Glanbia has today (Thursday, May 12) announced that it will pay its milk suppliers a total of 50.08c/L (including VAT) for April milk supplies at 3.6% butterfat and 3.3% protein.
The price consists of the following:
- The Glanbia base milk price for April is 46.58c/L (including VAT);
- Against a backdrop of record farm input costs, the board has agreed to pay a 3c/L Agri-Input Support Payment on all milk supplied in April;
- A Sustainability Action Payment of 0.5c/L (including VAT) is being paid monthly on all milk supplied in 2022 to recognise specific sustainability actions being undertaken on farm.
Glanbia Co-op chairman John Murphy said: “We are at a crucial time of year for investment in farm inputs to ensure adequate fodder supplies for next winter and spring.
“The board has decided to make a 3c/L Agri-Input Support payment on all April milk supplies.
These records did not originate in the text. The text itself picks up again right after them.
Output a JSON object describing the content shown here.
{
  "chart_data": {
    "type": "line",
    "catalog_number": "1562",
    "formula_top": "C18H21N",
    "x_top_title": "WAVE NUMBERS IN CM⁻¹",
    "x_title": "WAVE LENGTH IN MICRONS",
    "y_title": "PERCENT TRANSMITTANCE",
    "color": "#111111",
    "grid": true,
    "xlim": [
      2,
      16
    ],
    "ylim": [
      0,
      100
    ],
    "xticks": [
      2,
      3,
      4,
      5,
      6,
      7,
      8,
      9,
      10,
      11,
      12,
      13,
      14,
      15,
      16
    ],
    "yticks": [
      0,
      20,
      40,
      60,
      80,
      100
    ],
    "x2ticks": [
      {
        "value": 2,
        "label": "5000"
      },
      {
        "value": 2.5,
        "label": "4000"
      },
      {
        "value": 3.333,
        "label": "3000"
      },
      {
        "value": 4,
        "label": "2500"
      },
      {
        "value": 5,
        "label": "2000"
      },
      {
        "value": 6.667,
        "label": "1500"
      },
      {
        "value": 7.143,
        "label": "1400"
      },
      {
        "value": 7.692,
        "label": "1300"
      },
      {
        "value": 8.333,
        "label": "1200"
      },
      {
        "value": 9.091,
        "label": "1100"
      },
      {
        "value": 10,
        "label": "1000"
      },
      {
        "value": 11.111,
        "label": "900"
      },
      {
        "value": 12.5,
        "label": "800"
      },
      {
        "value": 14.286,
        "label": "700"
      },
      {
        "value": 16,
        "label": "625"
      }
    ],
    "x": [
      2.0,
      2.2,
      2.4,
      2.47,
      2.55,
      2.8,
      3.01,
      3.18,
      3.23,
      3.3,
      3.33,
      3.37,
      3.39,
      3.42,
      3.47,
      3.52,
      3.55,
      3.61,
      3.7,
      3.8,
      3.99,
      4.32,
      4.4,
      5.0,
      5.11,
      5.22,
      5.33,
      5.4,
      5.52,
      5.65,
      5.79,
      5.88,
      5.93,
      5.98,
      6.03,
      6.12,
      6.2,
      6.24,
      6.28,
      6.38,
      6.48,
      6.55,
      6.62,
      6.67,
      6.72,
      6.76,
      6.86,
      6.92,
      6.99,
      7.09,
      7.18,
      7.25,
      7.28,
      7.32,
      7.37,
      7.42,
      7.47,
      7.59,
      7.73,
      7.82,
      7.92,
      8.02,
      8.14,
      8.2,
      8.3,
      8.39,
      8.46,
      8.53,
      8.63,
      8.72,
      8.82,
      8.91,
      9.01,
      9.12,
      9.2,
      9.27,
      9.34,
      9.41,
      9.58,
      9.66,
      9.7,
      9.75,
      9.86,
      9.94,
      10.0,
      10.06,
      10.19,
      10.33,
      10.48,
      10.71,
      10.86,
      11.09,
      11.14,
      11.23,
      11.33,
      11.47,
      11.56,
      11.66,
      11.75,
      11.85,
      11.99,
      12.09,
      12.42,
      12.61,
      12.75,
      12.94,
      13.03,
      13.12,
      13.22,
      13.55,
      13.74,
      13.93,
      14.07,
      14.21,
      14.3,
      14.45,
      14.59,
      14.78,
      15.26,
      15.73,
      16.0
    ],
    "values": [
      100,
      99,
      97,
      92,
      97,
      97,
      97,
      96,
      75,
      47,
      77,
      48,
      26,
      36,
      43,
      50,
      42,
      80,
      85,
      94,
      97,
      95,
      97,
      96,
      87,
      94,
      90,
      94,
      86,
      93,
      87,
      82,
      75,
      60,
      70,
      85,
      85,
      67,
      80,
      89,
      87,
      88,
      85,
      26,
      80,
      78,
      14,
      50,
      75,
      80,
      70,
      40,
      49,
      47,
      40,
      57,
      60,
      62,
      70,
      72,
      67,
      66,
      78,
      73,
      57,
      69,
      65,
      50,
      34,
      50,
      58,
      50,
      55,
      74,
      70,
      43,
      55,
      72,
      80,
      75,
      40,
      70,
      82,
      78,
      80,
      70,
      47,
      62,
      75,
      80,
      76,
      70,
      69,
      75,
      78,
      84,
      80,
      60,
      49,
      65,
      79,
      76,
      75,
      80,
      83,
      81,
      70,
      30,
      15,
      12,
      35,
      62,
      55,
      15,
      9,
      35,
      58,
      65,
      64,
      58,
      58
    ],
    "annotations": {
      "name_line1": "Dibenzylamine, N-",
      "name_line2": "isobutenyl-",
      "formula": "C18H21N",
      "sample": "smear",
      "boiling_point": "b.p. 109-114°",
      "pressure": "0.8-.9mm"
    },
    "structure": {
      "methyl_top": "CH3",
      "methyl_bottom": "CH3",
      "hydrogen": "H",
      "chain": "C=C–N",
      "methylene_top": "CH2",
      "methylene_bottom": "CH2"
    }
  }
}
“The war in Ukraine is continuing to affect farm input costs and supply chains. Tight global milk supply has pushed European dairy product prices to record levels, with high input costs appearing to be curtailing any major global milk supply response,” he added.
“A watch out for the future is that high prices and cost of living challenges may impact on demand in some regions. The board will continue to monitor developments on a monthly basis.”
The Glanbia total price for April creamery milk, based on LTO constituents of 4.2% butterfat and 3.4% protein, is 54.34c/L (including VAT). This includes the Sustainability Action Payment and Agri-Input Support Payment.
The base price, Sustainability Action Payment and Agri-Input Support Payment will be adjusted to reflect the actual constituents of milk delivered by suppliers, according to the co-op.
Processors’ support for milk suppliers
Earlier, Lakeland Dairies announced that it is increasing the price paid to farmers on existing fixed milk-price contracts.
In the Republic of Ireland, all fixed milk volumes will receive an 8c/L supplementary payment from April 2022–December 2022 inclusive.
In Northern Ireland the corresponding payment will be 7p/L on all milk in fixed-price schemes for the same months.
In a statement, the company said that the decision was made to “help alleviate the prolonged on-farm cost squeeze for farmers engaged in these contracts”.
It pointed to the severe inflationary pressures on feed and fertiliser which “continue to bite”.